There has so far been no evidence of human-to-human transmission of the Langya henipavirus.

New Langya virus infects 35 people in eastern China; likely transmitted from shrews

A stock photo of a shrew. (Photo: iStock/mauribo)

SINGAPORE: A total of 35 people in China have been infected with a new virus which can be transmitted from animals to humans, according to a report by researchers in China, Singapore and New Zealand.

The Langya henipavirus (LayV) was discovered during recent surveillance of people with fevers who had a recent history of animal exposure in eastern China.

The correspondence published in the New England Journal of Medicine on Aug 4 said the virus was first identified in a throat swab sample from one patient. 

Subsequent investigation identified 35 patients with "acute LayV infection" in the Shandong and Henan provinces.

Twenty-six of these patients were found to be infected with Langya henipavirus only and experienced symptoms such as fever, fatigue, cough, headache, nausea, vomiting and muscle aches. Most of them were farmers. 

Following a survey of wild small animals, the researchers said the virus was "predominantly detected" in shrews, a finding which suggests that the animal may be "a natural reservoir" of the virus. 

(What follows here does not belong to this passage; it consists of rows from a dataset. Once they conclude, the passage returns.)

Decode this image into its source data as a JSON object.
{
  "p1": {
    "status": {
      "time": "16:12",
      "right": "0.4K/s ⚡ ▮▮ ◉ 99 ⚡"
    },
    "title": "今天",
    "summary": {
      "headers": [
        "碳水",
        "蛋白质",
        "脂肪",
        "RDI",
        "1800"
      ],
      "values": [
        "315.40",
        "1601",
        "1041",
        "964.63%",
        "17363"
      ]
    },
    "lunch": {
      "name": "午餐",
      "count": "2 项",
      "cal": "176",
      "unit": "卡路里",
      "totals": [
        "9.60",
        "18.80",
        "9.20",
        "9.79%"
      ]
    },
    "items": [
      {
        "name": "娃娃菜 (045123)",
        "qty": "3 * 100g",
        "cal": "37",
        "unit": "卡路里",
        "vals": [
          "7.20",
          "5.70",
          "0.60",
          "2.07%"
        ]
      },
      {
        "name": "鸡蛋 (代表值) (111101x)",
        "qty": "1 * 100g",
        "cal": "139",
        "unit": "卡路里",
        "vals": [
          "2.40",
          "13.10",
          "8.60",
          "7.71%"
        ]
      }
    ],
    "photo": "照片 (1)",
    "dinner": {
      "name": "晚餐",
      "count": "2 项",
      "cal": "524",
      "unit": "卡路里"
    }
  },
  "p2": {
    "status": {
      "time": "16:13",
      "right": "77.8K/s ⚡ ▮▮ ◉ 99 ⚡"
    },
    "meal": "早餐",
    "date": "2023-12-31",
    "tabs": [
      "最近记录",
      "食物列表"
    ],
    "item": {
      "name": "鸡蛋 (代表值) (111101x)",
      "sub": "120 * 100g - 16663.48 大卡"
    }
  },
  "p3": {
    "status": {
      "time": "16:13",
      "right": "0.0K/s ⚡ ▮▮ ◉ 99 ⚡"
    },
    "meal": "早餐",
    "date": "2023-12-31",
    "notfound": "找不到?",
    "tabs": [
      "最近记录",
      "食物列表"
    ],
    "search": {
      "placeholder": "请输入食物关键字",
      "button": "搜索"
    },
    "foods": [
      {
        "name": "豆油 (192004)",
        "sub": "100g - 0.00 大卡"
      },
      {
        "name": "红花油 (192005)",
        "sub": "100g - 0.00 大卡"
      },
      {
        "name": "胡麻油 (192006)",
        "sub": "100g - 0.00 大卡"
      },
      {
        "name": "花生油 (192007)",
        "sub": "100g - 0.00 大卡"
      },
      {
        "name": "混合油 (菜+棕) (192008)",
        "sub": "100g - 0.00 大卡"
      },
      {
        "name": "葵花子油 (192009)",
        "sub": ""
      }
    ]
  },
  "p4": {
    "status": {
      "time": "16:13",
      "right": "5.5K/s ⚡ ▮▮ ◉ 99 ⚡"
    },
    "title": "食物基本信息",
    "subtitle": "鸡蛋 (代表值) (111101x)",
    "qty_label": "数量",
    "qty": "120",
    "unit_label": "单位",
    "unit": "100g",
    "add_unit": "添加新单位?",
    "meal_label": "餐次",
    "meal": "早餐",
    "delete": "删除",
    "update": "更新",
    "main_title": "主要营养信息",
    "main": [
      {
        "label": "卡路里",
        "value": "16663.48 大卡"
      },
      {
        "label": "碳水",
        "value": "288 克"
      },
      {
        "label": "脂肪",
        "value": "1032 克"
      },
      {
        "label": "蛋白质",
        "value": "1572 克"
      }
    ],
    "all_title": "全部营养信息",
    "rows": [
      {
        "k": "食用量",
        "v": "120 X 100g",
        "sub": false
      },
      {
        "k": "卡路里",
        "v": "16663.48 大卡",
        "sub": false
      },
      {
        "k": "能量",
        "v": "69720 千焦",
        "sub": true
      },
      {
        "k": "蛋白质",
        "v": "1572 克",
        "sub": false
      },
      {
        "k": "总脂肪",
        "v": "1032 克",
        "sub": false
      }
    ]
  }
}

There has so far been no evidence of human-to-human transmission.

"There was no close contact or common exposure history among the patients, which suggests that the infection in the human population may be sporadic," said the researchers, adding that the sample size was too small to determine the status of human-to-human transmission.

The Guardian reported that the Langya henipavirus was first detected in late 2018 in Shandong and Henan. It was only formally identified by scientists last week. 

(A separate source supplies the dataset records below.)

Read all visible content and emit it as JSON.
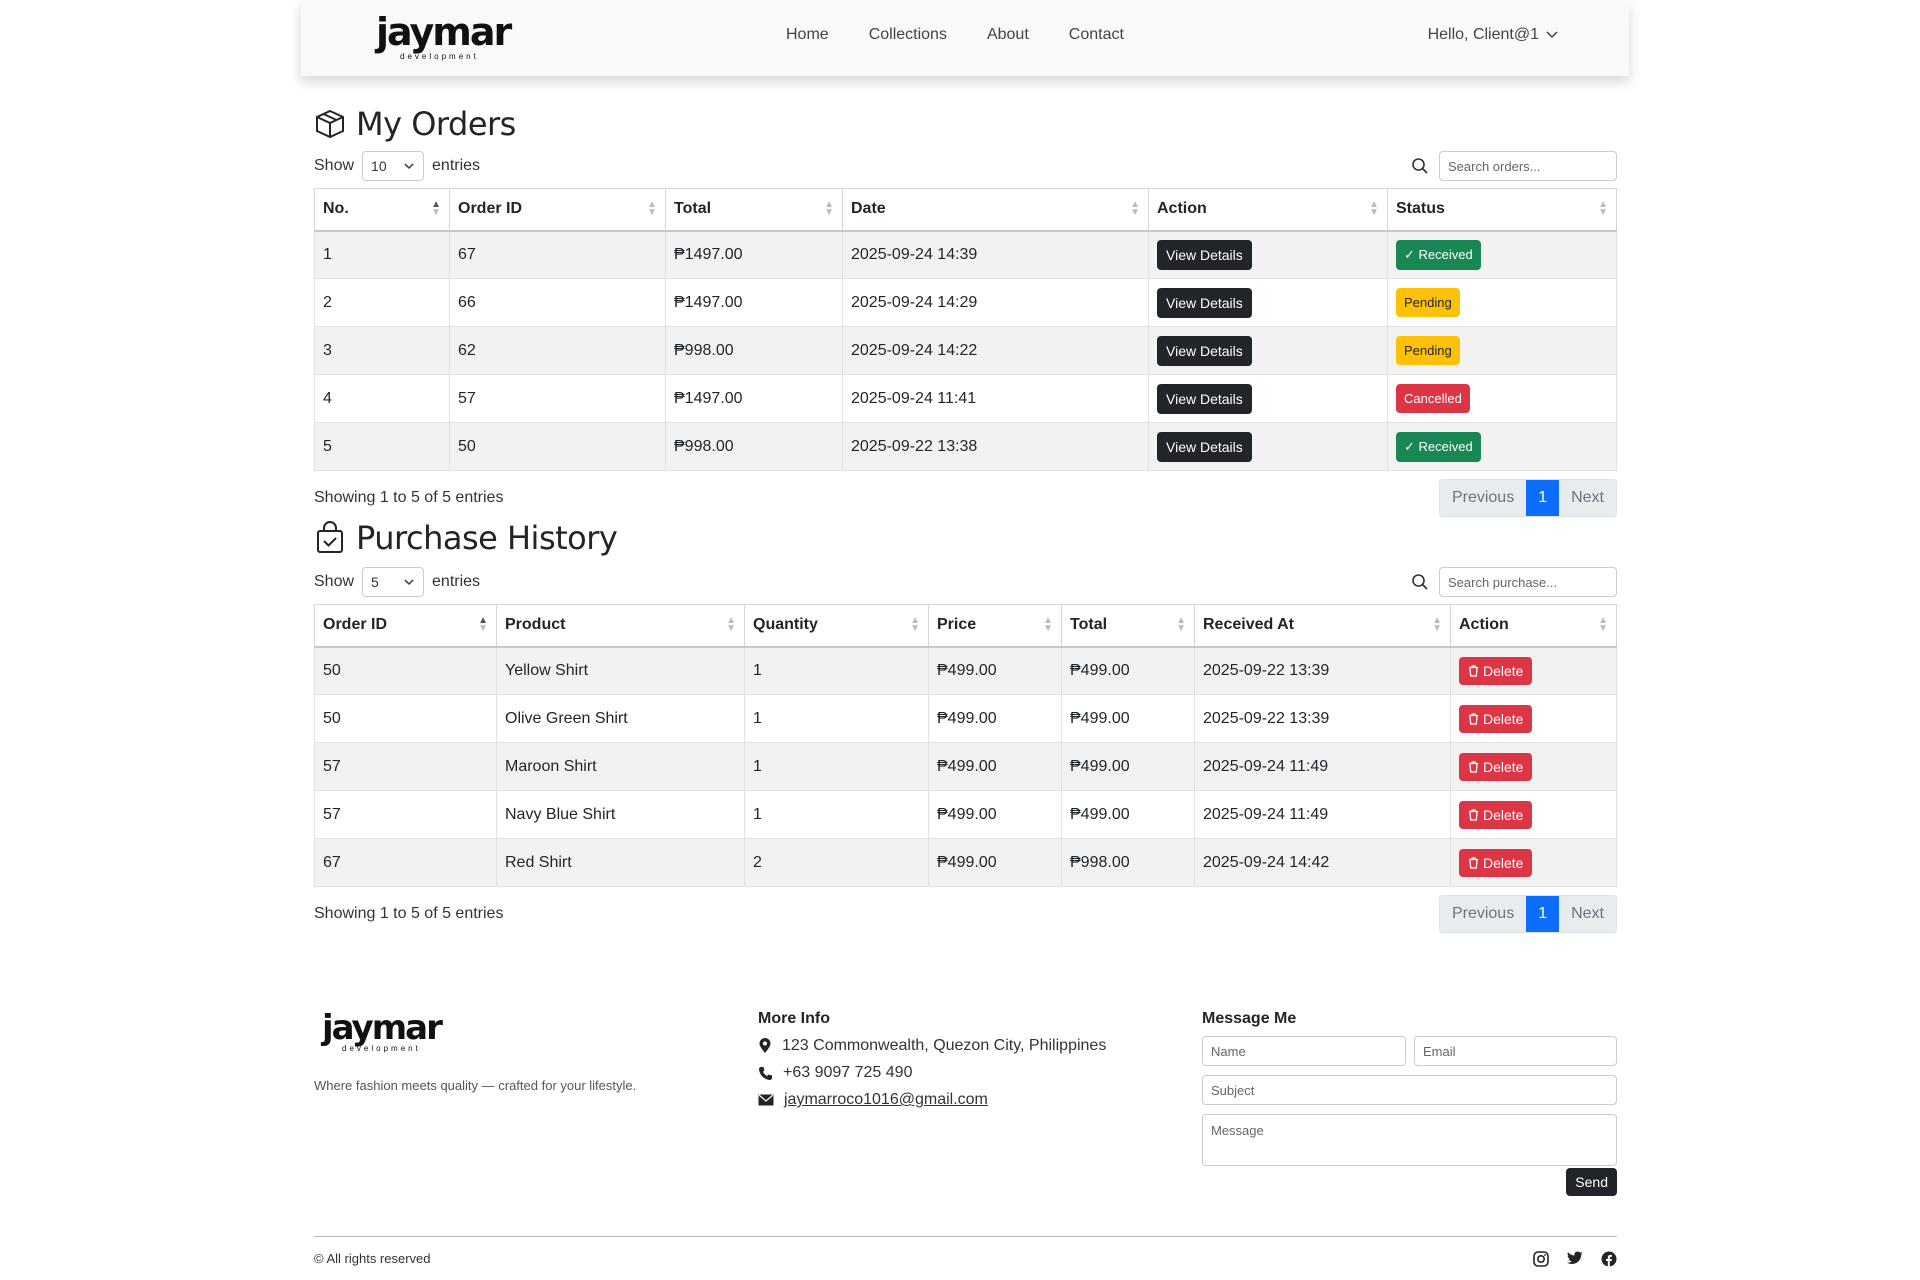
{
  "nav": {
    "brand_word": "jaymar",
    "brand_sub": "development",
    "links": [
      "Home",
      "Collections",
      "About",
      "Contact"
    ],
    "user_greeting": "Hello, Client@1"
  },
  "orders": {
    "title": "My Orders",
    "show_label": "Show",
    "entries_label": "entries",
    "page_size": "10",
    "search_placeholder": "Search orders...",
    "columns": [
      "No.",
      "Order ID",
      "Total",
      "Date",
      "Action",
      "Status"
    ],
    "rows": [
      {
        "no": "1",
        "order_id": "67",
        "total": "₱1497.00",
        "date": "2025-09-24 14:39",
        "action": "View Details",
        "status": "Received",
        "status_type": "success"
      },
      {
        "no": "2",
        "order_id": "66",
        "total": "₱1497.00",
        "date": "2025-09-24 14:29",
        "action": "View Details",
        "status": "Pending",
        "status_type": "warning"
      },
      {
        "no": "3",
        "order_id": "62",
        "total": "₱998.00",
        "date": "2025-09-24 14:22",
        "action": "View Details",
        "status": "Pending",
        "status_type": "warning"
      },
      {
        "no": "4",
        "order_id": "57",
        "total": "₱1497.00",
        "date": "2025-09-24 11:41",
        "action": "View Details",
        "status": "Cancelled",
        "status_type": "danger"
      },
      {
        "no": "5",
        "order_id": "50",
        "total": "₱998.00",
        "date": "2025-09-22 13:38",
        "action": "View Details",
        "status": "Received",
        "status_type": "success"
      }
    ],
    "info": "Showing 1 to 5 of 5 entries",
    "pager": {
      "prev": "Previous",
      "current": "1",
      "next": "Next"
    }
  },
  "history": {
    "title": "Purchase History",
    "show_label": "Show",
    "entries_label": "entries",
    "page_size": "5",
    "search_placeholder": "Search purchase...",
    "columns": [
      "Order ID",
      "Product",
      "Quantity",
      "Price",
      "Total",
      "Received At",
      "Action"
    ],
    "rows": [
      {
        "order_id": "50",
        "product": "Yellow Shirt",
        "quantity": "1",
        "price": "₱499.00",
        "total": "₱499.00",
        "received_at": "2025-09-22 13:39",
        "action": "Delete"
      },
      {
        "order_id": "50",
        "product": "Olive Green Shirt",
        "quantity": "1",
        "price": "₱499.00",
        "total": "₱499.00",
        "received_at": "2025-09-22 13:39",
        "action": "Delete"
      },
      {
        "order_id": "57",
        "product": "Maroon Shirt",
        "quantity": "1",
        "price": "₱499.00",
        "total": "₱499.00",
        "received_at": "2025-09-24 11:49",
        "action": "Delete"
      },
      {
        "order_id": "57",
        "product": "Navy Blue Shirt",
        "quantity": "1",
        "price": "₱499.00",
        "total": "₱499.00",
        "received_at": "2025-09-24 11:49",
        "action": "Delete"
      },
      {
        "order_id": "67",
        "product": "Red Shirt",
        "quantity": "2",
        "price": "₱499.00",
        "total": "₱998.00",
        "received_at": "2025-09-24 14:42",
        "action": "Delete"
      }
    ],
    "info": "Showing 1 to 5 of 5 entries",
    "pager": {
      "prev": "Previous",
      "current": "1",
      "next": "Next"
    }
  },
  "footer": {
    "tagline": "Where fashion meets quality — crafted for your lifestyle.",
    "more_info_title": "More Info",
    "address": "123 Commonwealth, Quezon City, Philippines",
    "phone": "+63 9097 725 490",
    "email": "jaymarroco1016@gmail.com",
    "message_title": "Message Me",
    "name_placeholder": "Name",
    "email_placeholder": "Email",
    "subject_placeholder": "Subject",
    "message_placeholder": "Message",
    "send_label": "Send",
    "copyright": "© All rights reserved"
  },
  "colors": {
    "success": "#198754",
    "warning": "#ffc107",
    "danger": "#dc3545",
    "dark": "#212529",
    "primary": "#0d6efd"
  }
}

Belonging to the genus henipavirus, other viruses under the same family include the Hendra virus and the Nipah virus. These viruses are known to infect humans and cause fatal disease.  

The Nipah virus is carried primarily by certain types of fruit bats and pigs. It can also be transmitted directly from person to person as well as through contaminated fruit. 

According to Chinese state media Global Times, the cases of Langya henipavirus so far have not been fatal or very serious.

Citing Professor Wang Linfa from the Emerging Infectious Diseases Programme at Duke-NUS Medical School in Singapore, who was involved in the study, the report said that there was no need to panic. 

However, Prof Wang added that there is still a cause for alert as many viruses that exist in nature have unpredictable results when they infect humans.